Grandfathering Solar Customers

Since the December 2015 decision of the Nevada Public Utilities Commission to lower the amount paid to net metering customers from nearly 12 cents per kilowatt hour down to 2.6 cents for residential rooftop customers over the next 15 years, there have been pleas to grandfather the existing customers under the old rate. On February 12, 2016, made the following statement to the PUCN against grandfathering.


My name is Craig Ruark, and I have been a resident of Las Vegas since 1975. I am not an architect or an engineer; I am a journalist. But, I am also one of the few NON-technical LEED Accredited Professionals by the U.S. Green Building Council. I have been writing about environmental issues since 2008 and have been following this political folly on solar energy since the introduction of SB374 in the legislature.
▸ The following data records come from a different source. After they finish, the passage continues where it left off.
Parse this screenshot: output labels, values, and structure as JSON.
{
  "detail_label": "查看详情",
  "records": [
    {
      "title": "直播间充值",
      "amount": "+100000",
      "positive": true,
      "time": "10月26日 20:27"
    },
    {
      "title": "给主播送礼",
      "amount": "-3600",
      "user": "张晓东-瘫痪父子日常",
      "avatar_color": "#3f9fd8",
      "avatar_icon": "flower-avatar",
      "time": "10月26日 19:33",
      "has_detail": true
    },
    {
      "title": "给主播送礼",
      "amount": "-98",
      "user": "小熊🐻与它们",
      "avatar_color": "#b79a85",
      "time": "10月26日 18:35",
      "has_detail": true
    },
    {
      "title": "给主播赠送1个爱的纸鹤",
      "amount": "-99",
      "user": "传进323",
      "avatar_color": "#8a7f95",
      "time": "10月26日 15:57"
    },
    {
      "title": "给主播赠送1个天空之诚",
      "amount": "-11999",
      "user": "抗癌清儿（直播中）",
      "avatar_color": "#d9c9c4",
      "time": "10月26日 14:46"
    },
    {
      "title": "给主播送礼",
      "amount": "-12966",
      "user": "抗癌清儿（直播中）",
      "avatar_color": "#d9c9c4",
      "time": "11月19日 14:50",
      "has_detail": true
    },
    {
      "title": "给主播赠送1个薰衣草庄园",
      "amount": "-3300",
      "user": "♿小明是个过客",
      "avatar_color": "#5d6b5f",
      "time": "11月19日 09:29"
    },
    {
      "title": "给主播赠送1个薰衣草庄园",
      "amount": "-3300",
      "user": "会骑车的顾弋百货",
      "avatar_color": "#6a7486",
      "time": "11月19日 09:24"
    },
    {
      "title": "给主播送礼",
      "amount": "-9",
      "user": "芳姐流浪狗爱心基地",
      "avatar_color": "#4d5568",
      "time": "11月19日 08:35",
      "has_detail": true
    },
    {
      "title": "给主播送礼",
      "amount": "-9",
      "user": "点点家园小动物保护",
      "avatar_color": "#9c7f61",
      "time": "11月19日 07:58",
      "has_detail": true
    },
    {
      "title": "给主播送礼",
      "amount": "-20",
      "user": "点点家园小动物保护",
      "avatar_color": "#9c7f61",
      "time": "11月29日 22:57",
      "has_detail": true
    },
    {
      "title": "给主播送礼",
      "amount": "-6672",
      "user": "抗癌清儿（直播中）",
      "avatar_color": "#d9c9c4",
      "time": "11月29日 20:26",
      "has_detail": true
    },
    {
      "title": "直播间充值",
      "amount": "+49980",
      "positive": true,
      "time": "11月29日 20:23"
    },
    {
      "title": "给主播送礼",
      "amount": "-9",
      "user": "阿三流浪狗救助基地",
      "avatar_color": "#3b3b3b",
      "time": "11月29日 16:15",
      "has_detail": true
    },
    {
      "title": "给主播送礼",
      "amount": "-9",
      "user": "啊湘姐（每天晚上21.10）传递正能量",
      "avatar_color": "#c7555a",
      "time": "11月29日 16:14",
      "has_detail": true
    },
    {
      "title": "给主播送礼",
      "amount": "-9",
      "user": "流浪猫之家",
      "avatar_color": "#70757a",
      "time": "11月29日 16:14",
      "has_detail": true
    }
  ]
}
A few months back I spoke before this commission to urge you to make your decision on the new guidelines for the purchase of residential rooftop solar generated energy by NV Energy, based on what is called the “Value of Solar” (VOS) tariff.

For NV Energy to pay nearly 12 cents per kilowatt hour for residential rooftop solar is probably too much. But decreasing the amount down to 2.6 cents per kilowatt-hour is a huge underestimate of the true value of rooftop solar. I would say that the true valuation is closer to 10 cents than it is to six cents per hour.

Currently, there are over 17,000 families that have installed rooftop solar on their homes. Those families represent less than 1% of the total number of families served by NV Energy and its subsidiary’s.

For the past few months, we have seen hundreds of these everyday people, just like the people in attendance today, as they stepped up to this microphone and pleaded their hearts out, many with tears in their eyes, for justice. These passionate people told stories about how their passion for the environment and assessment that going solar was the right thing to do in the fight against global warming. And they are right! We need to set up a system that makes good economic sense for more people to join these environmental pioneers and start covering more roofs throughout the valley.

That is why I am speaking again today. To ask you NOT to grandfather these people in for the next twenty years.

NV Energy has it figured out. They grandfather these current customers for the next 20 years, and these 17,000 families go home satisfied and vindicated. They got their solar system and their money; they are fat and happy, and you never hear from them again for fear of upsetting the apple cart.

Meanwhile, we still have a problem with global warming and NV Energy still wants to build more infrastructure in order to continue to line their pockets.

I don’t want to see these people grandfathered because I want them to be lean and hungry. I want to see them continuing to fight for the rights of the rest of Nevada’s population to be able to install solar on their roofs. I want to see them continue to fight for a fair compensation that will allow for a reasonable payback on the return of their investment and continue to lower their energy costs. I want to see them with tears in their eyes and passion in their hearts as they talk about the environment.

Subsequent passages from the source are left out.